Fête du Livre de Bron / Passé entre les gouttes l'an dernier en se tenant un mois plus tôt que d'habitude, la Fête du Livre de Bron a attendu 2021 pour être rattrapée, comme tout le monde, par le Covid. Et à dû renoncer à se tenir autrement que virtuellement. L'occasion pour le festival brondillant de se repenser pour le présent et pour l'avenir et d'être au final plus... présent. Son directeur Yann Nicol nous explique comment.

Le 2 février, la Fête du Livre a annoncé qu'elle se tiendrait en numérique. Une annonce qui a mis par terre plusieurs mois de préparation d'une édition qui se voulait adaptée à la situation sanitaire.

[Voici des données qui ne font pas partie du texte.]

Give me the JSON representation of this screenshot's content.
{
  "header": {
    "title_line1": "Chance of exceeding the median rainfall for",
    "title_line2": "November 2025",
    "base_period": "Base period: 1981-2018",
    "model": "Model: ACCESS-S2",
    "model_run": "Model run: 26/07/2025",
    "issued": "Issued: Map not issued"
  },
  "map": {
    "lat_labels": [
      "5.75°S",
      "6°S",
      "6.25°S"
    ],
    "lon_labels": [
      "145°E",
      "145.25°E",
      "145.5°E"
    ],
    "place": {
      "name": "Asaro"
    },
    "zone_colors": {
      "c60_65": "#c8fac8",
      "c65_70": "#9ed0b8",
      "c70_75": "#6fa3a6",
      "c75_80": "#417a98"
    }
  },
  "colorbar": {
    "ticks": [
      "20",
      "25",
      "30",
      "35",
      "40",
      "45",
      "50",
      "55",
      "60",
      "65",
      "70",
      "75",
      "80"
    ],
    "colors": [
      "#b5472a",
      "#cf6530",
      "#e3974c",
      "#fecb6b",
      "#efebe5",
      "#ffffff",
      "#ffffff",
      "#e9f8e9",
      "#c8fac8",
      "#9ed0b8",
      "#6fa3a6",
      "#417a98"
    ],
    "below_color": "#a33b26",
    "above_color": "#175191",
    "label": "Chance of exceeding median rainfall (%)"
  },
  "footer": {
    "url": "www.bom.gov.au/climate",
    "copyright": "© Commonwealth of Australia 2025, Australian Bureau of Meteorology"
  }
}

Yann Nicol : Nous avons poussé jusqu'au bout pour essayer de tenir les choses mais au bout d'un moment la persévérance devient de l'entêtement. On a essayé de se mettre en situation de pouvoir répondre, d'être prêt avec une formule "en présentiel", comme on dit, plus adaptable. On avait notamment décidé de ne pas organiser le festival à l'hippodrome de Parilly parce que c'était un lieu très vulnérable à la fermeture, qui nous coûte cher, comme les locations de chapiteaux. Je ne voulais pas mettre de l'argent dans un lieu qui aurait trois chances sur quatre d'être fermé, ça me semblait complêtement déraisonnable. Et ouvrir l'hippodrome avec une jauge de 500 personnes, ça promettait d'être absolument sinistre. Mieux valait repenser totalement la formule, au moins il n'y aurait pas eu d'effet de comparaison.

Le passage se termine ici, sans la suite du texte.